My two little dogs hate it when I trim their nails. As I hold Coco’s paw and bring the nail clippers closer and closer he will start wining and eventually act like he is going to bite my hand. He has never actually bitten me. He just pretends like he is. Why does he behave with such anger toward me when I am trying to do something that is for his benefit? Well he is scared. On an occasion in the past I actually clipped the nail to short causing pain and bleeding. So now he hates it any time I go to cut his nails. This type of fear conditioning is a physiological thing. His brain is wired this way in an attempt to protect him from potentially harmful things. His innate biology plus his experiences have wired his brain for this behavioral response.
Humans are not that much different. The part of the brain that stores memory is highly tied to the senses and emotions. Thus something that has caused pain in the past will cause the body to respond with fear, anxiety and maybe even anger.
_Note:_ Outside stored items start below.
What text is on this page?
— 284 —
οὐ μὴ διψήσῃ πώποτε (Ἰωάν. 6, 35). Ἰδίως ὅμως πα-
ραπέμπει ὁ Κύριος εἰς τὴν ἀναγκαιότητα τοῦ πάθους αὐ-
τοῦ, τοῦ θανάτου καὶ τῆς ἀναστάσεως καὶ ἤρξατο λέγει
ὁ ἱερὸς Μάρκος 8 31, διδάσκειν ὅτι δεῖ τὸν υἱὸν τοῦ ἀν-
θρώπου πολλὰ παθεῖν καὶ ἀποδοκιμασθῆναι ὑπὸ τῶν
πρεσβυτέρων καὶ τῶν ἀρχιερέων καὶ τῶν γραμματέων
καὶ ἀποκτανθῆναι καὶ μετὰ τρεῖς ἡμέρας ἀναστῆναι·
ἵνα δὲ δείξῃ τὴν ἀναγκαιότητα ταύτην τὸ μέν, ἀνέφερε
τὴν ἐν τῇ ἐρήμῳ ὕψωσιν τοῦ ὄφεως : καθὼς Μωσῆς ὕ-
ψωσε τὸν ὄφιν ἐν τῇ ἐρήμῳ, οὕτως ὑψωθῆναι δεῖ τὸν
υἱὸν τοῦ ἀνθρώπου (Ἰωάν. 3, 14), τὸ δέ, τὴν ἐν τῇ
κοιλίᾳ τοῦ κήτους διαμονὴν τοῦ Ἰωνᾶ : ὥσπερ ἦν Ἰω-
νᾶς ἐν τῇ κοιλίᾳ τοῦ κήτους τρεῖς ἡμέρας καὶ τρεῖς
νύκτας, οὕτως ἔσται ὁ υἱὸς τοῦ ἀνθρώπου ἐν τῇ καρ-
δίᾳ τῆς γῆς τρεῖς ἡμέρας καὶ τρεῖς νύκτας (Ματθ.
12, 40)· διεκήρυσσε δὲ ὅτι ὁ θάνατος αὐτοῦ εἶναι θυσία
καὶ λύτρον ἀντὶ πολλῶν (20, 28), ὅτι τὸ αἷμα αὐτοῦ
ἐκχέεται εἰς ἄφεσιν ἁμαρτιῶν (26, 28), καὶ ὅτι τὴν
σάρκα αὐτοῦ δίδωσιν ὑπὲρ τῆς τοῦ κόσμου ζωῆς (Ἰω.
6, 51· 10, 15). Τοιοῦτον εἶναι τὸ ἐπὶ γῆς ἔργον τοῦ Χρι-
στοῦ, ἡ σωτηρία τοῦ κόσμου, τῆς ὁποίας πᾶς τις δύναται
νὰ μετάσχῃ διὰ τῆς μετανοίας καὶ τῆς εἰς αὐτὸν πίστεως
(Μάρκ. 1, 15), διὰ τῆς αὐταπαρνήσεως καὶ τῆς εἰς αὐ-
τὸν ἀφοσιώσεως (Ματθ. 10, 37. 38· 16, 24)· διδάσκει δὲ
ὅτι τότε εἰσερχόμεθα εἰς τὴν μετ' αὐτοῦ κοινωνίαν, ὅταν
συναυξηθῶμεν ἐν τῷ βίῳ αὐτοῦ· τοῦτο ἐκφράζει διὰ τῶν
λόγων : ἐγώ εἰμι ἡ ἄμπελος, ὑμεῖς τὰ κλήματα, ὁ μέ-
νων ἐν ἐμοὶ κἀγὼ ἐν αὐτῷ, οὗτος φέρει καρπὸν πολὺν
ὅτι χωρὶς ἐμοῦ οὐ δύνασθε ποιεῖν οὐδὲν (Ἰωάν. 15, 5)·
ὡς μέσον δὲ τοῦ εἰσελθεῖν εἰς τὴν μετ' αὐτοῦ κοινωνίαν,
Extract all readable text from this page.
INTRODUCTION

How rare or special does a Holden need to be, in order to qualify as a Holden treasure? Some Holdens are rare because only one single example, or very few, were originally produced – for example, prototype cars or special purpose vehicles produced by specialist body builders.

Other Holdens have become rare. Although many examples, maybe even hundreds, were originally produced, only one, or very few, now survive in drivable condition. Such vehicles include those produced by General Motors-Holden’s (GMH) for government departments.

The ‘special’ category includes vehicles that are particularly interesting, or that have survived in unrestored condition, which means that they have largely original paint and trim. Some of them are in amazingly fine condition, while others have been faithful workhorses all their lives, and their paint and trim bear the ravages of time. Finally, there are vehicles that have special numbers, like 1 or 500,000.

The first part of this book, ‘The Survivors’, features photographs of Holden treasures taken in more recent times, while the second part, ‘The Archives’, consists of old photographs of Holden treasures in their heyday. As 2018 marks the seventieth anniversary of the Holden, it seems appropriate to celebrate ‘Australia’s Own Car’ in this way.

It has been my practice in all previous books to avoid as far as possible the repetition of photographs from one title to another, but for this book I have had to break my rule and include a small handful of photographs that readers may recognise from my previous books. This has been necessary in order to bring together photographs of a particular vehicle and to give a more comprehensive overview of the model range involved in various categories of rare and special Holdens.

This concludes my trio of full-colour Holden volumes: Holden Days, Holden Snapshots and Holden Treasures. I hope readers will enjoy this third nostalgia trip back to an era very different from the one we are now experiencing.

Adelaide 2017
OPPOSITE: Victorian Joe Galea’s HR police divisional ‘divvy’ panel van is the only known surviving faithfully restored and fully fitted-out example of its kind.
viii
That response is not only an emotion, it triggers a whole cascade of physical response in the body affecting pretty much everything.
Recently at church I was talking to someone. We were having a good conversation. Then a question was asked along with a somewhat confrontational tone of voice and body posture. I instantly felt like all the blood drained from my head. I felt fear, and panic. My hands started shaking, my heart started beating faster, my vision became blurry, and I wanted to run somewhere to hide. This was followed by a certain amount of mistrust of the other person, and anger.
Why am I sharing this? Well my bodies physiological response is what it is. Due to my innate biology, experiences, etc it is how my body is programmed to respond. But at the same time as I am having this very strong physical response I still responded to the other person with love, kindness, gentleness and self-control. Why? Because the Holy Spirit showed me that although my internal physical response was very real that me acting and behaving in line with God’s Spirit is the part of following after Jesus.
Do I always respond this way? No, I have failed. I have had to repent for my lack of self control. I have come to terms with the fact that it is always better to flea the situation to give myself time to settle down than it is to respond in a negative way. Fleeing from temptation is also following after Jesus.